Here is a top 10 list Twin Cities residents can be happy we are not on — the list of airports where federal Transportation Security Administration agents confiscated the most firearms in 2015.
They found plenty of firearms in carry-on baggage nationwide last year — 2,653 to be exact, or an average of seven per day. That was a 20 percent increase over the 2,212 found in 2014 and continues a steady rise over the past decade. In 2005, agents found just 660.
What might be as equally alarming is that 83 percent of the firearms seized last year were loaded, according to the TSA.
Dallas-Fort Worth International Airport led the way with 153 intercepted guns followed closely by Atlanta (144) and Bush Intercontinental in Houston (100), Denver (90) and Phoenix (73). Nashville and Seattle-Tacoma (59); Dallas Love Field (57); Austin, Texas (54) and Houston Hobby (52) rounded out the top 10.
In comparison, 23 were found at Minneapolis-St. Paul International, the TSA said.
Overall, guns were found at 236 airports nationwide, 12 more than last year.
The jump in illegal firearms could be a result of a huge increase in the number of people flying. TSA agents screened 708 million passengers, up 40.7 million from the previous year. And more passengers mean more bags.
In 2015, TSA scanned 1.6 billion carry-on bags in addition to 432 million checked bags.
Of course, firearms get most of the headlines, but TSA agents found many other hazardous items in travelers’ suitcases — everything from live smoke grenades to knives to marijuana concealed in candy wrappers.
In Orlando, one traveler concealed two handguns, one unassembled rifle, and an unidentified amount of ammunition inside three amplifiers in a checked bag.
The TSA found that passengers went to great lengths to hide their contraband. One passenger tried to conceal a multi-tool inside a hollowed out shaving cream can.
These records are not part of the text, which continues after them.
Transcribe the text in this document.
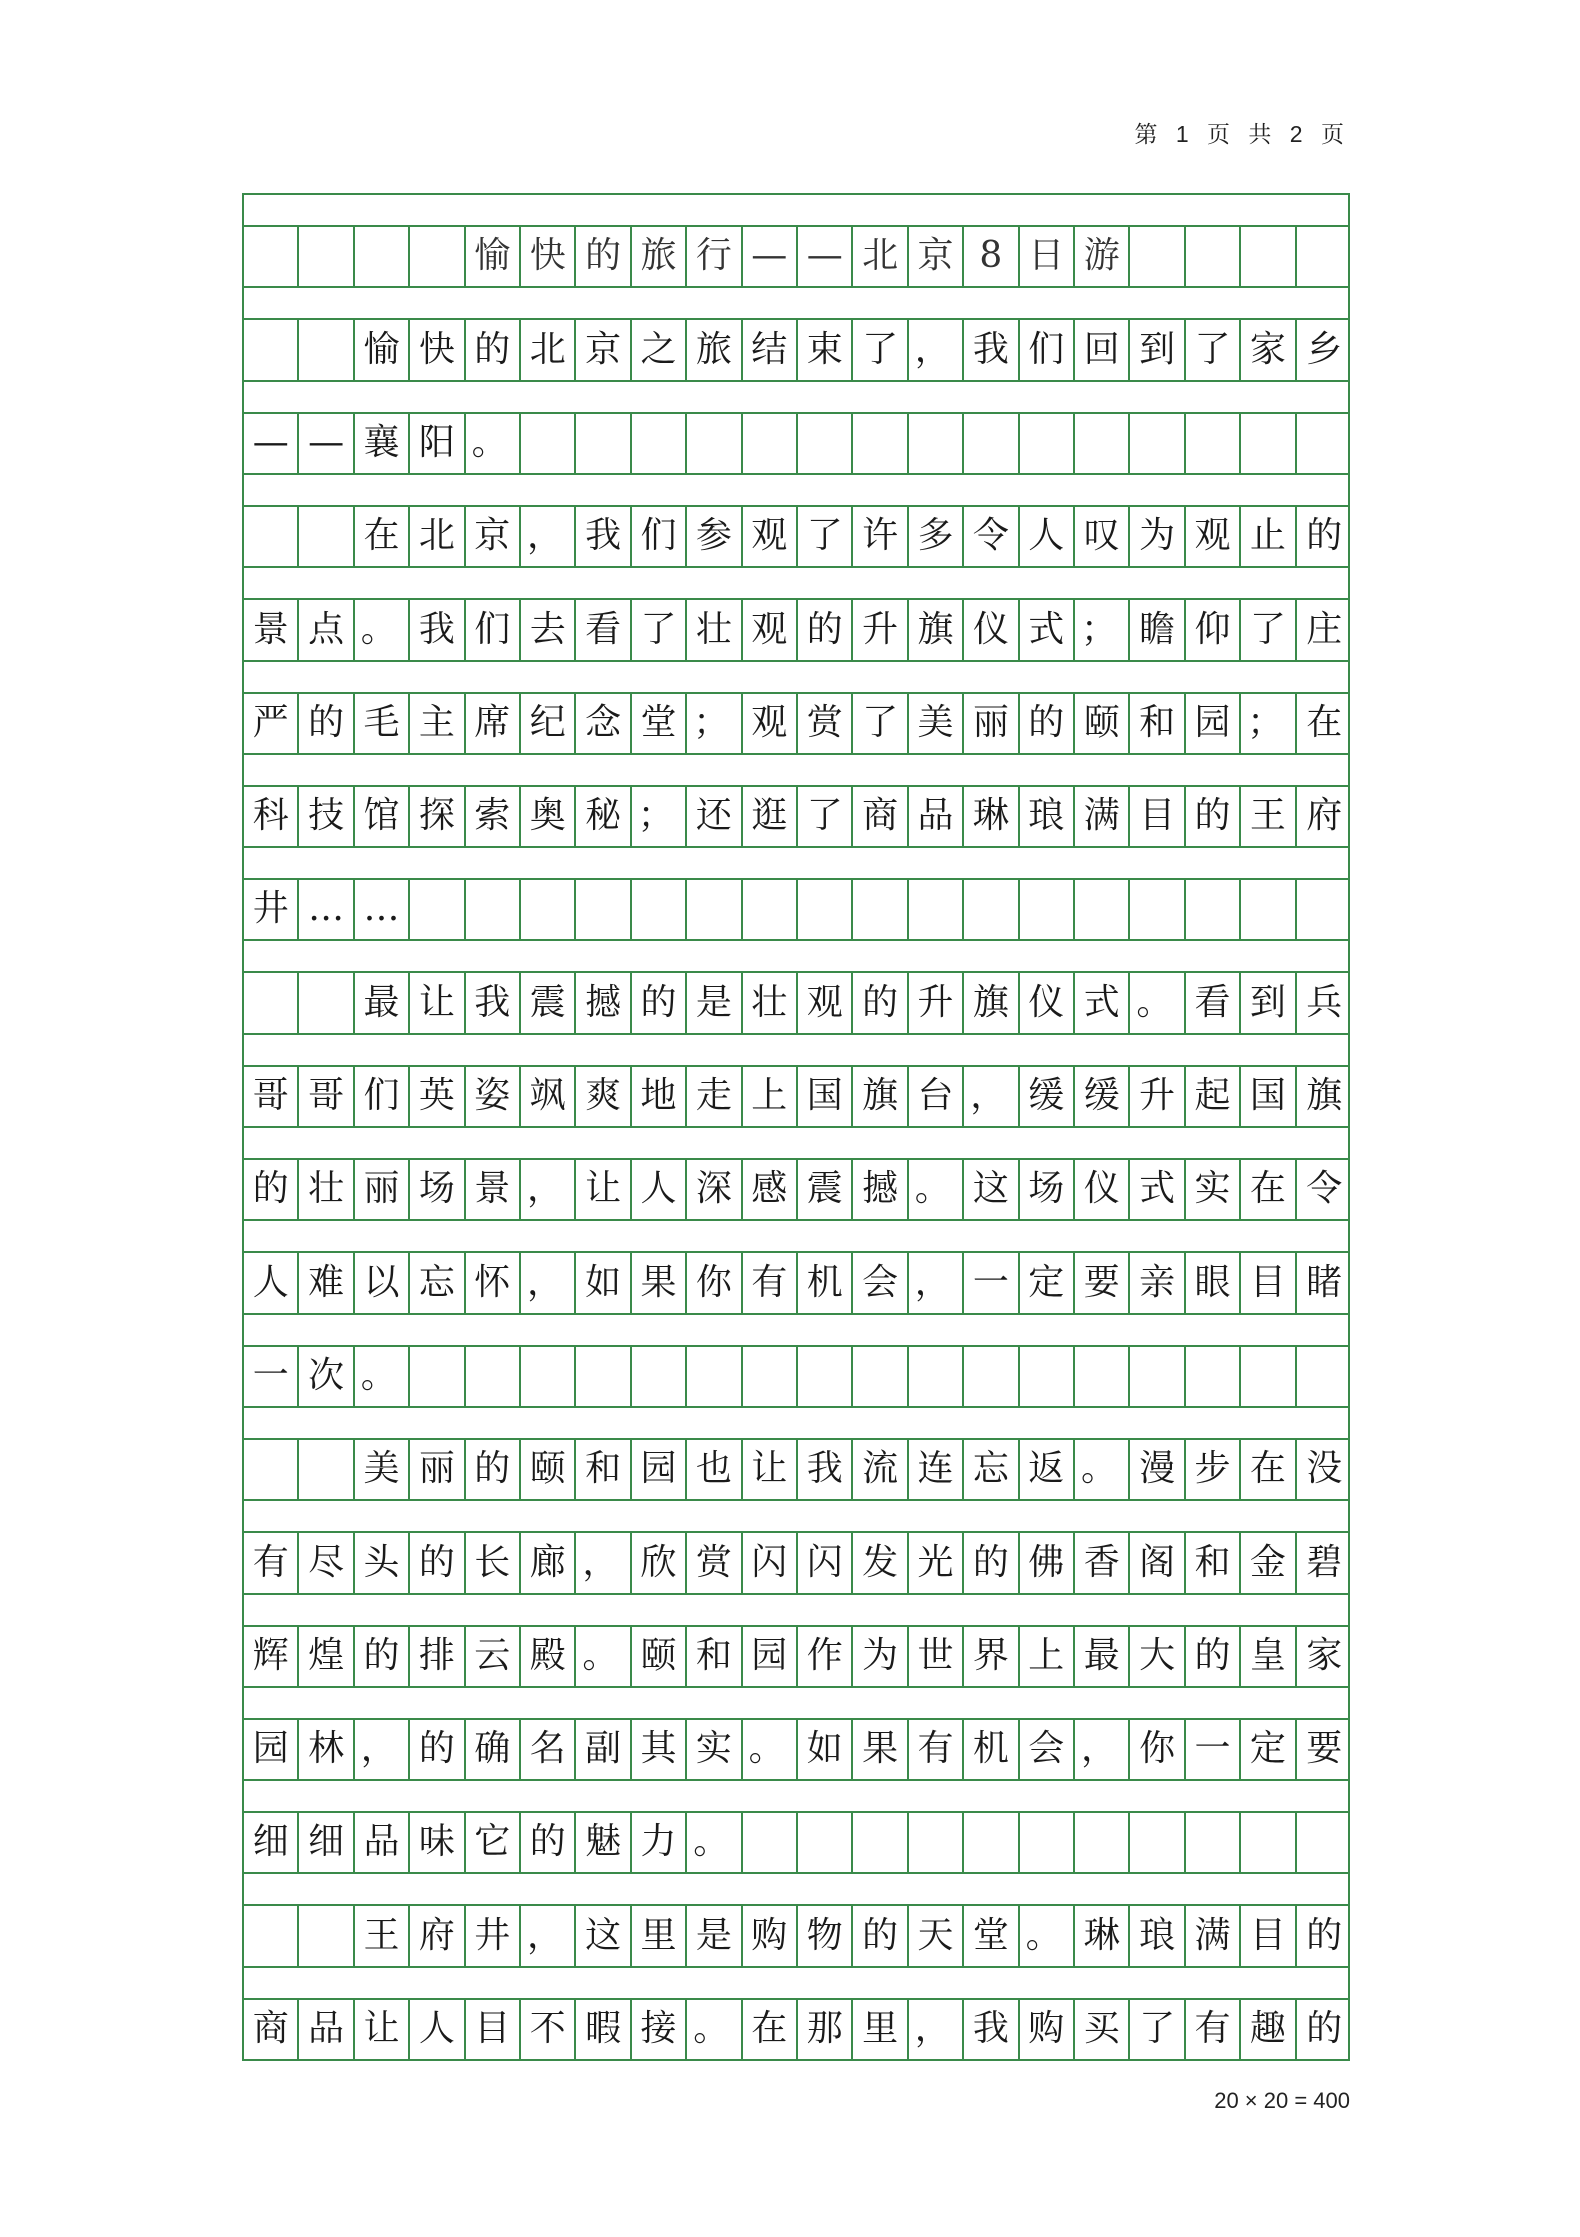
第 1 页 共 2 页
愉 快 的 旅 行 — — 北 京 8 日 游
愉 快 的 北 京 之 旅 结 束 了 ， 我 们 回 到 了 家 乡
— — 襄 阳 。
在 北 京 ， 我 们 参 观 了 许 多 令 人 叹 为 观 止 的
景 点 。 我 们 去 看 了 壮 观 的 升 旗 仪 式 ； 瞻 仰 了 庄
严 的 毛 主 席 纪 念 堂 ； 观 赏 了 美 丽 的 颐 和 园 ； 在
科 技 馆 探 索 奥 秘 ； 还 逛 了 商 品 琳 琅 满 目 的 王 府
井 … …
最 让 我 震 撼 的 是 壮 观 的 升 旗 仪 式 。 看 到 兵
哥 哥 们 英 姿 飒 爽 地 走 上 国 旗 台 ， 缓 缓 升 起 国 旗
的 壮 丽 场 景 ， 让 人 深 感 震 撼 。 这 场 仪 式 实 在 令
人 难 以 忘 怀 ， 如 果 你 有 机 会 ， 一 定 要 亲 眼 目 睹
一 次 。
美 丽 的 颐 和 园 也 让 我 流 连 忘 返 。 漫 步 在 没
有 尽 头 的 长 廊 ， 欣 赏 闪 闪 发 光 的 佛 香 阁 和 金 碧
辉 煌 的 排 云 殿 。 颐 和 园 作 为 世 界 上 最 大 的 皇 家
园 林 ， 的 确 名 副 其 实 。 如 果 有 机 会 ， 你 一 定 要
细 细 品 味 它 的 魅 力 。
王 府 井 ， 这 里 是 购 物 的 天 堂 。 琳 琅 满 目 的
商 品 让 人 目 不 暇 接 。 在 那 里 ， 我 购 买 了 有 趣 的
20 × 20 = 400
Another tried slipping one by in a flashlight.
Perhaps the oddest find was a stowaway dog that turned up in checked luggage at New York’s LaGuardia Airport.
Considering the volume of passengers and the volume of prohibited items TSA agents find, it’s amazing how fast the security lines move. Less than 2 percent of passengers waited in line longer than 20 minutes, the TSA said.